Fluorescently tagged Gag proteins were seen either scattered throughout the cytoplasm, assembled at the plasma membrane (about 4 hours after transfection), or accumulating both in internal compartments and at the plasma membrane (8–10 hours after transfection). The internal compartments turned out to be endosomes (based on characteristic protein markers), and the authors suspected that their accumulated Gag contents had been acquired through endocytosis; when they used genetic tools to block endocytosis, the endosomal Gag accumulations were no longer evident. What’s more, inhibiting endosomal Gag had no effect on virion assembly and release.
HIV-1 particles assembling at the surface of an infected macrophage.

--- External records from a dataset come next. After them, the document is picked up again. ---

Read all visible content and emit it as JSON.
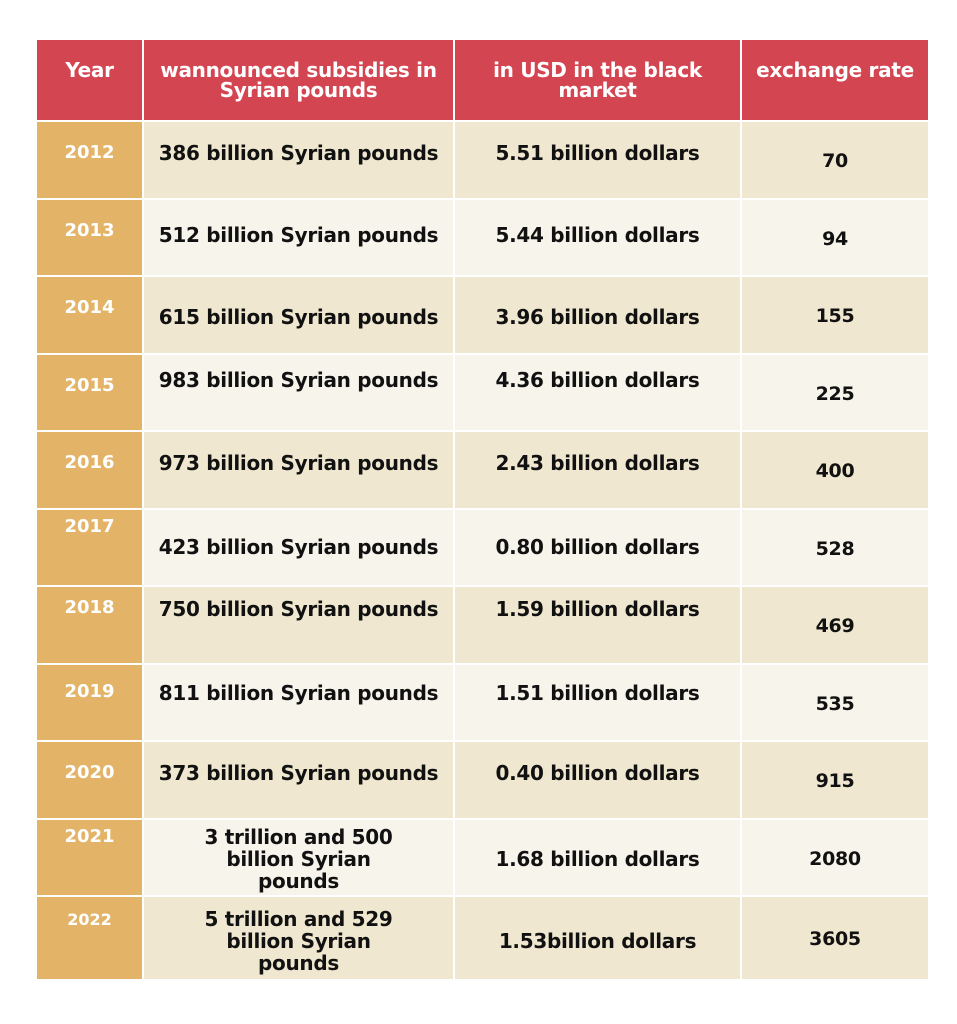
{
  "table": {
    "headers": {
      "year": "Year",
      "subsidies": "wannounced subsidies in Syrian pounds",
      "usd": "in USD in the black market",
      "rate": "exchange rate"
    },
    "rows": [
      {
        "year": "2012",
        "subsidies": "386  billion Syrian pounds",
        "usd": "5.51 billion dollars",
        "rate": "70"
      },
      {
        "year": "2013",
        "subsidies": "512  billion Syrian pounds",
        "usd": "5.44 billion dollars",
        "rate": "94"
      },
      {
        "year": "2014",
        "subsidies": "615  billion Syrian pounds",
        "usd": "3.96 billion dollars",
        "rate": "155"
      },
      {
        "year": "2015",
        "subsidies": "983  billion Syrian pounds",
        "usd": "4.36 billion dollars",
        "rate": "225"
      },
      {
        "year": "2016",
        "subsidies": "973 billion Syrian pounds",
        "usd": "2.43 billion dollars",
        "rate": "400"
      },
      {
        "year": "2017",
        "subsidies": "423  billion Syrian pounds",
        "usd": "0.80 billion dollars",
        "rate": "528"
      },
      {
        "year": "2018",
        "subsidies": "750  billion Syrian pounds",
        "usd": "1.59 billion dollars",
        "rate": "469"
      },
      {
        "year": "2019",
        "subsidies": "811  billion Syrian pounds",
        "usd": "1.51 billion dollars",
        "rate": "535"
      },
      {
        "year": "2020",
        "subsidies": "373  billion Syrian pounds",
        "usd": "0.40 billion dollars",
        "rate": "915"
      },
      {
        "year": "2021",
        "subsidies": "3 trillion and 500 billion Syrian pounds",
        "usd": "1.68 billion dollars",
        "rate": "2080"
      },
      {
        "year": "2022",
        "subsidies": "5 trillion and 529 billion Syrian pounds",
        "usd": "1.53billion dollars",
        "rate": "3605"
      }
    ]
  },
  "colors": {
    "header_bg": "#d44552",
    "year_bg": "#e3b468",
    "row_odd_bg": "#efe7cf",
    "row_even_bg": "#f7f4eb"
  }
}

The authors also manipulated Gag’s membrane-binding domain to assess the consequences on viral assembly and release. If Gag is initially sent to endosomes to trigger HIV assembly and release, then exchanging Gag’s membrane-binding protein with a domain that targets endosomes should precipitate particle assembly and release. But that’s not what the authors found. Gag and Pol proteins that were artificially targeted to the plasma membrane triggered virion assembly and release just as efficiently as their wild-type (nonmanipulated) counterparts, but direct targeting of Gag proteins to endosomes resulted in particle assembly in endosomes but little or no particle release.
The authors repeated these experiments in macrophages, one of the virus’s natural targets, using a new technique that facilitates transfection in macrophages. Localization patterns of newly synthesized Gag proteins followed a temporal pattern similar to that seen in the 293T cells. Just 4–6 hours after transfection, fluorescently tagged Gag proteins were either distributed throughout the cytoplasm or clustered at the plasma membrane. At 24 hours, Gag was also seen in internal compartments. And similar to what was found in 293T cells, inhibiting endosomal transport in macrophages revealed that endosomes cannot support virion assembly and release in these cells either.

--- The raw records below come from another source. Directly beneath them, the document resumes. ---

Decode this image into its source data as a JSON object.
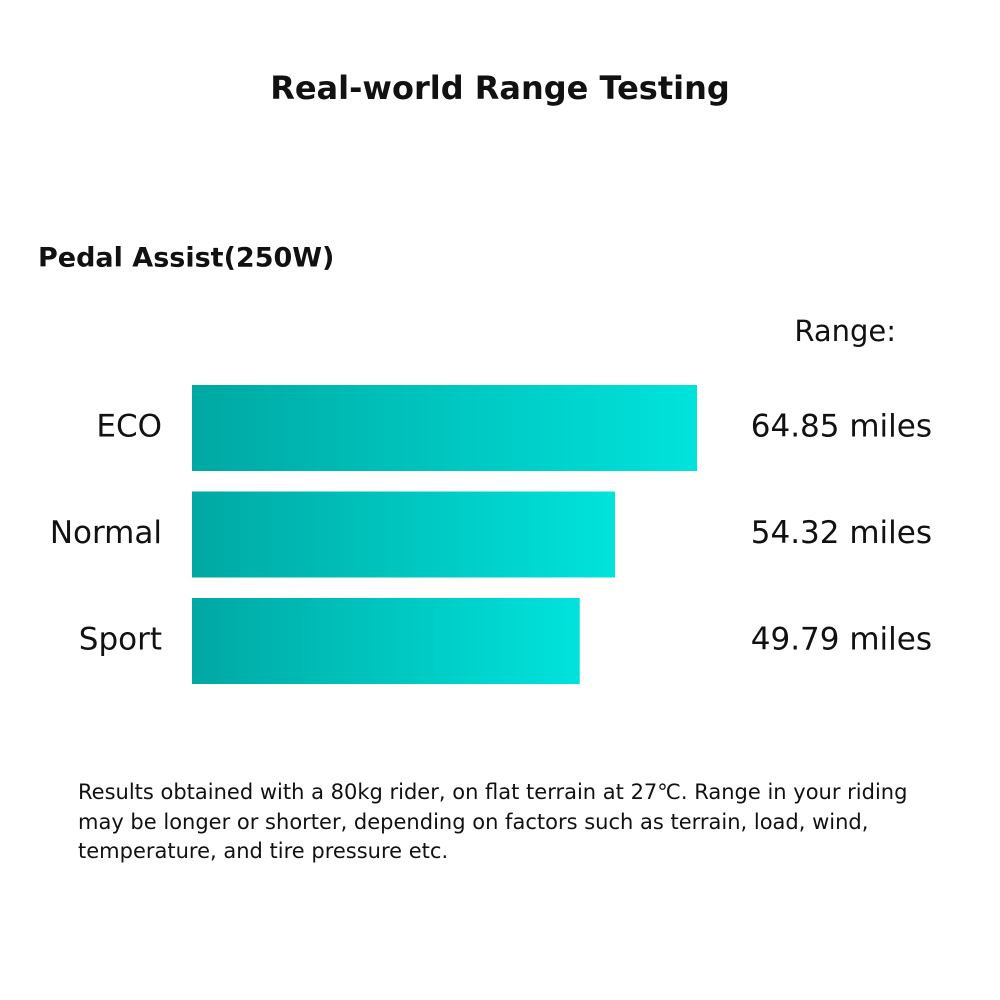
{
  "chart_data": {
    "type": "hbar",
    "title": "Real-world Range Testing",
    "subtitle": "Pedal Assist(250W)",
    "value_header": "Range:",
    "categories": [
      "ECO",
      "Normal",
      "Sport"
    ],
    "values": [
      64.85,
      54.32,
      49.79
    ],
    "value_labels": [
      "64.85 miles",
      "54.32 miles",
      "49.79 miles"
    ],
    "color_start": "#00a8a3",
    "color_end": "#00e3dc",
    "footnote": "Results obtained with a 80kg rider, on flat terrain at 27℃. Range in your riding may be longer or shorter, depending on factors such as terrain, load, wind, temperature, and tire pressure etc."
  }
}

Altogether, these results reaffirm the long-established model that Gag-mediated particle assembly occurs at the plasma membrane. Virions seen in endosomes arrive there through an endocytic pathway at a later point, which does not support HIV release. In fact, the authors argue, assuming a slow rate of Gag synthesis and a high rate of plasma membrane internalization, one would expect most HIV Gag particles to wind up in endosomes. Future studies can further explore the kinetics that determine the rate at which virions are released or sequestered in cellular compartments. But the authors argue that their results unequivocally demonstrate that HIV assembly occurs at the plasma membrane.